For a moment they grappled, Worf snarling with effort as he tried to gain the upper hand. He could smell his opponent’s fetid breath, hear the screams of the carrion birds drawn by the scent of blood. His pulse pounded in his ears, feeding the fires inside him.

Finally, with a mighty surge, the Klingon thrust his enemy back—in the process creating enough space between them to swing his weapon. The metal ball caught the being on the side of the head, spinning him around, sending him sprawling into one of the steaming hellpits. Roaring with pain, he struggled desperately to climb out of the hole. In the end, he failed.

Worf felt a cry of victory burst from his throat, piercing a roll of thunder overhead.

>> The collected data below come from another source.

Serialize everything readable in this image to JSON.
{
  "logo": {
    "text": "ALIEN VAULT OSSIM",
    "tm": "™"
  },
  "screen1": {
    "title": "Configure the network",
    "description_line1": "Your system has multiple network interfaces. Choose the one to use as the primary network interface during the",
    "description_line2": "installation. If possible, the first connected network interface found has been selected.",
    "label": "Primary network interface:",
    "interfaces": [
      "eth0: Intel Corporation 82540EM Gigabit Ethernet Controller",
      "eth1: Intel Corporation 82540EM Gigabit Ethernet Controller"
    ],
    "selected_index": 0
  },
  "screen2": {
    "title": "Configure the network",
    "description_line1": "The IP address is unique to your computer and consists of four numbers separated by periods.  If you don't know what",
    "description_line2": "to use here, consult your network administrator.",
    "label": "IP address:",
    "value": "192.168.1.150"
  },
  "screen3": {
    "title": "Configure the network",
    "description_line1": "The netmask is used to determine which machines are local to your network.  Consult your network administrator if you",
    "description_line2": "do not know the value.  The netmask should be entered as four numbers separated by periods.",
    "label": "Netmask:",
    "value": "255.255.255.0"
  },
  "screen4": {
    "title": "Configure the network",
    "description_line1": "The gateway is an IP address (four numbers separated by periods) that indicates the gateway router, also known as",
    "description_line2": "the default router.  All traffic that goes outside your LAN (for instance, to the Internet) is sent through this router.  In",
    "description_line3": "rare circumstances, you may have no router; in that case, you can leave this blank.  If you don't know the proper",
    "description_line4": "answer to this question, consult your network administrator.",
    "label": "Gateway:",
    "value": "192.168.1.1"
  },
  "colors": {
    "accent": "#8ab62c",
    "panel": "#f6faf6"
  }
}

Coiling, wary of another enemy, he caught another glimpse of the Daa’Vit. Morgen was standing over not one opponent, but two—his angular face split by a huge grin, his sword dripping blood.

When he sensed Worf’s scrutiny, he whirled and returned it. For a moment they stood there, each fighting the instinct to cut the other to pieces. Straining against themselves, measuring passion against intellect.

Then the battle fury subsided. The moment passed.

“Excellent,” said the Daa’Vit. His yellow eyes glinted. “Better, in fact, than I had hoped.”